Le matriarcat originel : un récit patriarcal
« Comme le montrent différents récits, l’inimitié entre les sexes se radicalisent souvent dans les mythes, et la croyance en un peuple de femmes, se tenant volontairement isolées des hommes et souvent l’arme au poing, se trouve largement diffusée à travers le monde. » (p. 204)
En 1861, Johann Jakob Bachofen écrit Le Droit maternel, livre dans lequel il défend l’idée d’une matriarchie primitive, autour des valeurs de douceur, paix et entente, érigée malgré les hommes et pour se défendre de leurs abus. Dans cette histoire, malheureusement, la violence des hommes aurait fini par avoir le dessus. (p. 205)
A sa suite, cette idée est devenue une hypothèse de recherche féconde. À l’étude, il semblerait alors que les mythes racontent plutôt l’échec de la matriarchie, un peu comme un avertissement qui proviendrait au contraire justement de l’idéologie patriarcale. Mais cette analyse ne tiendrait pas compte de la très large répartition des mythes impliquant un matriarcat primitif. En effet, d’après Yuri Berezkin, il existe des mythes relatant cette supposée ancienne domination des femmes en Afrique, Australie, Mélanésie et Amérique du Sud. (pp. 206-207)
Une symbolisation fondatrice
La genèse de ces mythes serait-elle africaine ?
Il se trouve que l’arbre obtenu par la méthode phylogénétique dont nous avons déjà parlé est similaire à celui construit à partir du corpus lié aux serpents ou encore à l’acquisition du feu. Il montre également une diffusion hors d’Afrique le long du littoral sud de l’Asie puis en Australie avec une diffusion en Amérique en trois vagues. (p. 209) Une partie des mythes matriarcaux possèdent une origine commune et suivent un même chemin de diffusion (p. 211).
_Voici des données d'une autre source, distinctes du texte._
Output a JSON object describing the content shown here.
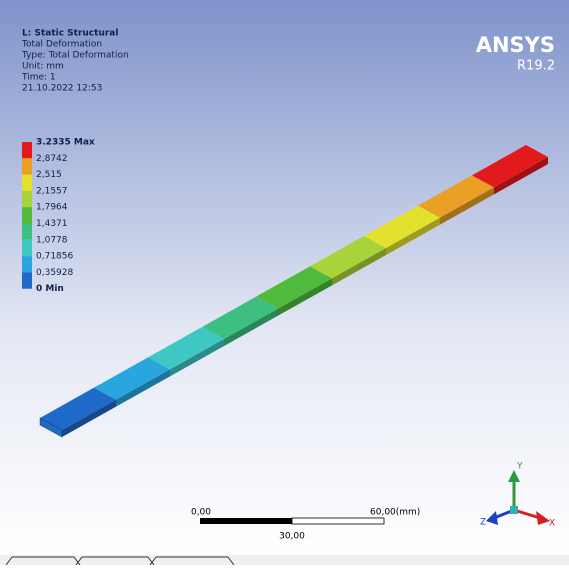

« Comme nous le verrons un peu plus loin, la structure des arbres s’accorde aussi très bien avec ce que l’on sait des premières migrations humaines. » (p. 211)
« Soulignons au passage la cohérence des motifs retrouvés à la racine de l’arbre avec une hypothèse proposée par Françoise Héritier (1996-2002). Selon l’anthropologue, la hiérarchisation symbolique que l’on observe à travers toutes les sociétés serait fondée sur le refoulement par les hommes d’une crainte fondamentale : que les femmes, capables de produire des enfants des deux sexes, se passent d’eux pour se reproduire. Cette crainte aurait conduit les hommes à exercer sur le sexe opposé un contre-pouvoir symbolique plus violent encore, faisant de la femme un être faible et inférieur, et ce, « dès les temps originels de l’espèce humaine » (Héritier, 2002 : 14) » (p. 212)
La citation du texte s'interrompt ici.